ÉDITORIAL
« Croyez-vous aux sorcières? » - Jean Leloup
Dernièrement, Denise Bombardier a défrayé la chronique lors d’une discussion avec Bernard Landry, en osant avancer que le français reculait au Canada et que Montréal était une ville anglophone. Plus qu’un personnage à la Don Quichotte, l’auguste auteure québécoise, « sans peur et sans regret » (comme l’indique le titre de ses mémoires), fait plutôt figure de sorcière à bien des égards. Insulte qui lui a déjà été faite d’ailleurs. Mais quelle pitoyable réponse à Mme Bombardier! C’est ce qui arrive lorsqu’on ne peut accepter et réfuter les vérités qui nous sont assénées.

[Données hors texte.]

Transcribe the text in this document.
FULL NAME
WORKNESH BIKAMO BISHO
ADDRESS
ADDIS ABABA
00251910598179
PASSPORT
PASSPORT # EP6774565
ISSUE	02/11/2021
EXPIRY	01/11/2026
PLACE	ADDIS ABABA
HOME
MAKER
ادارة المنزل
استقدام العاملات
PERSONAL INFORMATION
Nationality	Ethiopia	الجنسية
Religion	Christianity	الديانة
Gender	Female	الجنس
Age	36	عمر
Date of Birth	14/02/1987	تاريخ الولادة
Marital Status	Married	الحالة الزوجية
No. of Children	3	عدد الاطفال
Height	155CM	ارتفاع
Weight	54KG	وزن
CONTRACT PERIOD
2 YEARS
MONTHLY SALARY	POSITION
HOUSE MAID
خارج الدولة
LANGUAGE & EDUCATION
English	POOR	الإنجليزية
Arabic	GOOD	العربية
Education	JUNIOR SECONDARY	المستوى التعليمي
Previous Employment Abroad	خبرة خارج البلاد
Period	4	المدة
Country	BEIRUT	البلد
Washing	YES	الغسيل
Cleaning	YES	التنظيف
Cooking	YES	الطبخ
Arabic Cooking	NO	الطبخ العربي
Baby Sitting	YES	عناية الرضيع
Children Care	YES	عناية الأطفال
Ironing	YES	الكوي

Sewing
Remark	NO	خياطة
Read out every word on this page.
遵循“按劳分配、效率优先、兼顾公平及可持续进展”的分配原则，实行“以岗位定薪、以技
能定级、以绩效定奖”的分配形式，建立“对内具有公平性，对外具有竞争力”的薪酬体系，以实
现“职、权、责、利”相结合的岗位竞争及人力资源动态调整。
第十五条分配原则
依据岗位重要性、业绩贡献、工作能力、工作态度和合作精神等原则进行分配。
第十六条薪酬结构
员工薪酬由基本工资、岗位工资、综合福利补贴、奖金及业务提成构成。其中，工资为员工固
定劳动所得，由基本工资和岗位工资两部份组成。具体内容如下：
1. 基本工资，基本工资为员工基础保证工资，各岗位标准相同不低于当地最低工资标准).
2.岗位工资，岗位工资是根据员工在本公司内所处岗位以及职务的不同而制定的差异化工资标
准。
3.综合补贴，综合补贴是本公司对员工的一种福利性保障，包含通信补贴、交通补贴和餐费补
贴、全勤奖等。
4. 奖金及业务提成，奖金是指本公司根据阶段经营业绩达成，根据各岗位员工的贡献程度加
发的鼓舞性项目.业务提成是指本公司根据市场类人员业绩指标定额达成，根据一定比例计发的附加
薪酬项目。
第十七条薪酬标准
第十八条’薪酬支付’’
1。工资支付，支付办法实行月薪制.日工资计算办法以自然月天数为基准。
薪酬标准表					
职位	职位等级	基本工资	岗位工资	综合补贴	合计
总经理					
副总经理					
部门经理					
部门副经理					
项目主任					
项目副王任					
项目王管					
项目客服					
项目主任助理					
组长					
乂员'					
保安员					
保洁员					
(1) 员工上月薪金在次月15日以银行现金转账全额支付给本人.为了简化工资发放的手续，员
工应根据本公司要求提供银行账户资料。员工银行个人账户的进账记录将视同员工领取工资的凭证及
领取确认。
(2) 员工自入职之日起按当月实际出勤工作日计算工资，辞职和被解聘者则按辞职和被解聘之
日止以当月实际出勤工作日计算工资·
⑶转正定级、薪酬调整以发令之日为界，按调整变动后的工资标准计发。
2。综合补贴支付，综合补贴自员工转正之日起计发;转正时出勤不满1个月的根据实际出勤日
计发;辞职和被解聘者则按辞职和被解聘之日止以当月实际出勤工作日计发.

En cette période d’Halloween, il est bon de se rappeler ce que sont les sorcières, à part des personnages de fiction (romans, séries TV ou de films). Sabrina, Amandine Malabul, Hermione Granger ou les sorcières d’Eastwick cachent sous une apparente diversité une même symbolique. En effet, historiquement, la sorcière est une femme célibataire, autonome (voire indépendante), libre de sa sexualité comme de ses opinions… et qui reste d’autant plus mystérieuse qu’elle vit à l’écart de la société. La sorcière est l’emblème de la féministe avant l’heure, le symbole d’une féminité assumée, que la société patriarcale déteste. Elle est l’opposée de l’épouse modèle, de l’objet domestique servile, juste bonne à procréer. La figure de la sorcière est donc une création de la société des hommes pour stigmatiser une femme qui ne correspond pas à la norme sociale.
Or, étonnamment, aujourd’hui existe encore cet inconscient collectif, qui resurgit par moment : des hommes utilisent cette insulte millénaire, retombent dans la violence verbale ou physique, dès lors qu’une femme s’assume, sort du lot, dérange. « Sorcière » devient alors le corollaire d’« hystérique », « chienne », « folle », « ménopausée », « mal baisée », « chipie » ou « conne » (pas sympa pour le sexe de la femme), etc. Après tout, la légende autour du concile de Mâcon (VIe siècle) persiste : on aurait discuté afin de déterminer si la femme avait une âme, avant de répondre oui… par une très courte majorité! En tout cas, cet événement plusieurs fois servit d’argument pour justifier la domination de l’homme.
Or, on ne nait pas sorcière, on le devient. Inspirée par d’autres, donc éduquée, on ouvre ses horizons (d’où la partie occulte, associée à la magie, à la médecine par les plantes et les potions), on s’émancipe. De Cassandre ou Méduse dans l’antiquité à Denise Bombardier ou Catherine Millet, en passant par Blanche de Castille, Jeanne d’Arc, Olympes de Gouges, George Sand, les suffragettes, Colette, Françoise Giroud ou Anaïs Nin, et d’autres encore, la gent masculine n’a pas cessé de montrer du doigt ces femmes-là, de vouloir les museler, quitte à les traiter de tous les noms ou leur trouver des maladies inexistantes. Par leurs perspectives iconoclastes, les femmes parfois dérangent. Et c’est tant mieux. La contrepartie? On peut les mettre sur un bûcher pour moins que ça!
Agir comme une sorcière s’apprend certes, mais c’est aussi une façon d’être, d’être une femme et de faire évoluer l’humanité tout entière. La sorcière est libre, c’est cela qui lui est reprochée au fonds. Mais alors, se faire traiter de « sorcière » serait plutôt un compliment, non? Pensez-y une seconde quand vous habillerez votre fille ou petite-fille en sorcière pour Halloween!